Deputados da CPI do Finor descobriram que projetos agropecuários receberam recursos duas vezes - da Sudene e do Incra. Essa é a conclusão de diligências feitas no Maranhão, Piauí e Rio Grande do Norte em outubro, apresentado na quarta (12) em um relatório assinado por quatro deputados - Avenzoar Arruda (PT-PB), José Pimentel (PT-CE), Múcio Sá (PMDB-RN) e Wellington Dias (PT-PI). A Comissão constatou enormes prejuízos para os cofres públicos, já que projetos financiados, além de abandonados, foram desapropriados e indenizados pelo Governo.
Foram analisados 1.118 projetos agropecuários, que consumiram mais de R$ 3 bilhões em 25 anos de existência do Fundo de Investimento do Nordeste (Finor). Os projetos beneficiados deveriam gerar mais de 75 mil empregos diretos, mas, segundo o Ministério do Trabalho, esse número chegou a apenas 10 mil.
O objetivo dos projetos agropecuários do Finor é fixar o homem no campo e gerar renda na zona rural. Ao invés disso, boa parte dos projetos está hoje abandonada e 90% deles são improdutivos. Um dos projetos, a Capisa - Caucaia Agropecuária S/A, estava orçado em R$ 9,2 milhões, mas recebeu mais que isso: R$ 13,145 milhões. Criada em 1975, a Capisa fica na cidade de Pio IX, no Piauí. As imagens revelam o abandono da fazenda que estava destinada a colher 5 mil quilos de caju e a produzir 44 toneladas de carne. Hoje são mais de 150 casas para colonos vazias, creches e escolas sem funcionar, equipamento corroído pelo tempo.

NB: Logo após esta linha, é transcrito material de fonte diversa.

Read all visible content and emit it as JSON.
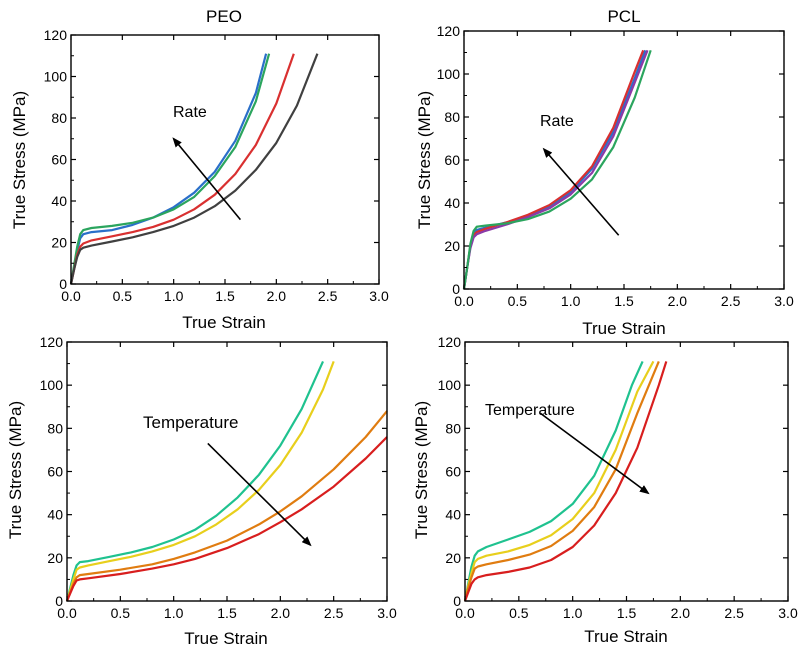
{
  "chart_data": [
    {
      "type": "line",
      "title": "PEO",
      "xlabel": "True Strain",
      "ylabel": "True Stress (MPa)",
      "xlim": [
        0,
        3.0
      ],
      "ylim": [
        0,
        120
      ],
      "xticks": [
        "0.0",
        "0.5",
        "1.0",
        "1.5",
        "2.0",
        "2.5",
        "3.0"
      ],
      "yticks": [
        "0",
        "20",
        "40",
        "60",
        "80",
        "100",
        "120"
      ],
      "grid": false,
      "annotation": {
        "text": "Rate",
        "arrow_from": [
          1.65,
          31
        ],
        "arrow_to": [
          1.0,
          70
        ]
      },
      "series": [
        {
          "color": "#2a6fc9",
          "x": [
            0,
            0.03,
            0.06,
            0.09,
            0.12,
            0.2,
            0.4,
            0.6,
            0.8,
            1.0,
            1.2,
            1.4,
            1.6,
            1.8,
            1.9
          ],
          "y": [
            0,
            8,
            16,
            22,
            24,
            25,
            26,
            28.5,
            32,
            37,
            44,
            54,
            69,
            92,
            111
          ]
        },
        {
          "color": "#2ba55e",
          "x": [
            0,
            0.03,
            0.06,
            0.09,
            0.12,
            0.2,
            0.4,
            0.6,
            0.8,
            1.0,
            1.2,
            1.4,
            1.6,
            1.8,
            1.93
          ],
          "y": [
            0,
            9,
            18,
            24,
            26,
            27,
            28,
            29.5,
            32,
            36,
            42,
            52,
            66,
            88,
            111
          ]
        },
        {
          "color": "#d93030",
          "x": [
            0,
            0.03,
            0.06,
            0.09,
            0.12,
            0.2,
            0.4,
            0.6,
            0.8,
            1.0,
            1.2,
            1.4,
            1.6,
            1.8,
            2.0,
            2.17
          ],
          "y": [
            0,
            7,
            14,
            18,
            19.5,
            21,
            23,
            25,
            27.5,
            31,
            36,
            43,
            53,
            67,
            87,
            111
          ]
        },
        {
          "color": "#404040",
          "x": [
            0,
            0.03,
            0.06,
            0.09,
            0.12,
            0.2,
            0.4,
            0.6,
            0.8,
            1.0,
            1.2,
            1.4,
            1.6,
            1.8,
            2.0,
            2.2,
            2.4
          ],
          "y": [
            0,
            7,
            13,
            16.5,
            17.5,
            18.5,
            20.5,
            22.5,
            25,
            28,
            32,
            37.5,
            45,
            55,
            68,
            86,
            111
          ]
        }
      ]
    },
    {
      "type": "line",
      "title": "PCL",
      "xlabel": "True Strain",
      "ylabel": "True Stress (MPa)",
      "xlim": [
        0,
        3.0
      ],
      "ylim": [
        0,
        120
      ],
      "xticks": [
        "0.0",
        "0.5",
        "1.0",
        "1.5",
        "2.0",
        "2.5",
        "3.0"
      ],
      "yticks": [
        "0",
        "20",
        "40",
        "60",
        "80",
        "100",
        "120"
      ],
      "grid": false,
      "annotation": {
        "text": "Rate",
        "arrow_from": [
          1.45,
          25
        ],
        "arrow_to": [
          0.75,
          65
        ]
      },
      "series": [
        {
          "color": "#2a6fc9",
          "x": [
            0,
            0.03,
            0.06,
            0.09,
            0.12,
            0.2,
            0.4,
            0.6,
            0.8,
            1.0,
            1.2,
            1.4,
            1.6,
            1.7
          ],
          "y": [
            0,
            10,
            20,
            26,
            27.5,
            28.5,
            31,
            34,
            38,
            45,
            56,
            73,
            98,
            111
          ]
        },
        {
          "color": "#d93030",
          "x": [
            0,
            0.03,
            0.06,
            0.09,
            0.12,
            0.2,
            0.4,
            0.6,
            0.8,
            1.0,
            1.2,
            1.4,
            1.6,
            1.68
          ],
          "y": [
            0,
            10,
            20,
            25,
            26.5,
            28,
            31,
            34.5,
            39,
            46,
            57,
            75,
            101,
            111
          ]
        },
        {
          "color": "#8a3aa8",
          "x": [
            0,
            0.03,
            0.06,
            0.09,
            0.12,
            0.2,
            0.4,
            0.6,
            0.8,
            1.0,
            1.2,
            1.4,
            1.6,
            1.72
          ],
          "y": [
            0,
            10,
            19,
            24,
            25.5,
            27,
            30,
            33.5,
            37.5,
            44,
            54,
            71,
            96,
            111
          ]
        },
        {
          "color": "#2ba55e",
          "x": [
            0,
            0.03,
            0.06,
            0.09,
            0.12,
            0.2,
            0.4,
            0.6,
            0.8,
            1.0,
            1.2,
            1.4,
            1.6,
            1.75
          ],
          "y": [
            0,
            10,
            21,
            27,
            29,
            29.5,
            30.5,
            32.5,
            36,
            42,
            51,
            66,
            89,
            111
          ]
        }
      ]
    },
    {
      "type": "line",
      "title": "",
      "xlabel": "True Strain",
      "ylabel": "True Stress (MPa)",
      "xlim": [
        0,
        3.0
      ],
      "ylim": [
        0,
        120
      ],
      "xticks": [
        "0.0",
        "0.5",
        "1.0",
        "1.5",
        "2.0",
        "2.5",
        "3.0"
      ],
      "yticks": [
        "0",
        "20",
        "40",
        "60",
        "80",
        "100",
        "120"
      ],
      "grid": false,
      "annotation": {
        "text": "Temperature",
        "arrow_from": [
          1.32,
          73
        ],
        "arrow_to": [
          2.28,
          26
        ]
      },
      "series": [
        {
          "color": "#1fc28f",
          "x": [
            0,
            0.03,
            0.06,
            0.09,
            0.12,
            0.2,
            0.4,
            0.6,
            0.8,
            1.0,
            1.2,
            1.4,
            1.6,
            1.8,
            2.0,
            2.2,
            2.4
          ],
          "y": [
            0,
            6,
            12,
            16.5,
            18,
            18.5,
            20.5,
            22.5,
            25,
            28.5,
            33,
            39.5,
            48,
            58.5,
            72,
            89,
            111
          ]
        },
        {
          "color": "#e8cf1c",
          "x": [
            0,
            0.03,
            0.06,
            0.09,
            0.12,
            0.2,
            0.4,
            0.6,
            0.8,
            1.0,
            1.2,
            1.4,
            1.6,
            1.8,
            2.0,
            2.2,
            2.4,
            2.5
          ],
          "y": [
            0,
            5,
            10,
            14.5,
            15.5,
            16.5,
            18.5,
            20.5,
            23,
            26,
            30,
            35.5,
            42.5,
            51.5,
            63,
            78,
            98,
            111
          ]
        },
        {
          "color": "#e07c10",
          "x": [
            0,
            0.03,
            0.06,
            0.09,
            0.12,
            0.2,
            0.5,
            0.8,
            1.0,
            1.2,
            1.5,
            1.8,
            2.0,
            2.2,
            2.5,
            2.8,
            3.0
          ],
          "y": [
            0,
            4,
            8,
            11,
            12,
            12.5,
            14.5,
            17,
            19.5,
            22.5,
            28,
            35.5,
            41.5,
            48.5,
            61,
            76,
            88
          ]
        },
        {
          "color": "#d81e1e",
          "x": [
            0,
            0.03,
            0.06,
            0.09,
            0.12,
            0.2,
            0.5,
            0.8,
            1.0,
            1.2,
            1.5,
            1.8,
            2.0,
            2.2,
            2.5,
            2.8,
            3.0
          ],
          "y": [
            0,
            3.5,
            7,
            9.5,
            10,
            10.5,
            12.5,
            15,
            17,
            19.5,
            24.5,
            31,
            36.5,
            42.5,
            53,
            66,
            76
          ]
        }
      ]
    },
    {
      "type": "line",
      "title": "",
      "xlabel": "True Strain",
      "ylabel": "True Stress (MPa)",
      "xlim": [
        0,
        3.0
      ],
      "ylim": [
        0,
        120
      ],
      "xticks": [
        "0.0",
        "0.5",
        "1.0",
        "1.5",
        "2.0",
        "2.5",
        "3.0"
      ],
      "yticks": [
        "0",
        "20",
        "40",
        "60",
        "80",
        "100",
        "120"
      ],
      "grid": false,
      "annotation": {
        "text": "Temperature",
        "arrow_from": [
          0.7,
          87
        ],
        "arrow_to": [
          1.7,
          50
        ]
      },
      "series": [
        {
          "color": "#1fc28f",
          "x": [
            0,
            0.03,
            0.06,
            0.09,
            0.12,
            0.2,
            0.4,
            0.6,
            0.8,
            1.0,
            1.2,
            1.4,
            1.55,
            1.65
          ],
          "y": [
            0,
            8,
            16,
            21,
            23,
            25,
            28.5,
            32,
            37,
            45,
            58,
            79,
            100,
            111
          ]
        },
        {
          "color": "#e8cf1c",
          "x": [
            0,
            0.03,
            0.06,
            0.09,
            0.12,
            0.2,
            0.4,
            0.6,
            0.8,
            1.0,
            1.2,
            1.4,
            1.6,
            1.75
          ],
          "y": [
            0,
            7,
            13,
            18,
            19.5,
            21,
            23,
            26,
            30.5,
            38,
            50,
            70,
            97,
            111
          ]
        },
        {
          "color": "#e07c10",
          "x": [
            0,
            0.03,
            0.06,
            0.09,
            0.12,
            0.2,
            0.4,
            0.6,
            0.8,
            1.0,
            1.2,
            1.4,
            1.6,
            1.8
          ],
          "y": [
            0,
            6,
            11,
            15,
            16,
            17,
            19,
            21.5,
            25.5,
            32.5,
            43.5,
            61,
            87,
            111
          ]
        },
        {
          "color": "#d81e1e",
          "x": [
            0,
            0.03,
            0.06,
            0.09,
            0.12,
            0.2,
            0.4,
            0.6,
            0.8,
            1.0,
            1.2,
            1.4,
            1.6,
            1.8,
            1.87
          ],
          "y": [
            0,
            4,
            8,
            10,
            11,
            12,
            13.5,
            15.5,
            19,
            25,
            35,
            50,
            71,
            100,
            111
          ]
        }
      ]
    }
  ]
}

O projeto que era para gerar 156 empregos, tem hoje apenas 14 empregados.
Outro caso assustou os parlamentares. O atual presidente do Banco do Nordeste, Byron Queiroz, é dono de um projeto financiado pelo Finor que dá prejuízos. É a Fazenda Canto do Angico S/A, criada também em 1975. Ele recebeu R$ 4,14 milhões para pecuária e plantação de caju no município de Canto do Buriti, no Piauí. O projeto era para arrecadar R$ 5,6 milhões por ano. Mas em 99, a receita foi de apenas R$ 38 mil - 2% do previsto.
Os deputados descobriram também que os empresários estão lesando os cofres públicos duas vezes. Uma porque o dinheiro do Finor não é bem aplicado, não gera produção nem empregos. Outra porque, quando abandonado, os terrenos são desapropriados pelo próprio Governo, através do Incra, que paga de novo uma indenização ao empresário.
Alguns empresários não ficaram satisfeitos e pediram mais. É o caso do ex-dono da Mobrasa - Morro do Sobrado Agroindustrial S/A, que fica em Pernambuco. Edilson Carmo de Carvalho achou pouco a indenização de R$ 1,3 milhão que o Incra pagou pela desapropriação da fazenda, entrou na Justiça, e conseguiu mais R$ 400 mil. Em valores corrigidos, o empresário já havia recebido R$ 8,16 milhões. Foram quase R$ 10 milhões por esse terreno, onde o Incra está construindo casas para assentados. "Aqui deveriam existir 23 mil cabeças de gado", afirmou José Pimentel (PT-CE).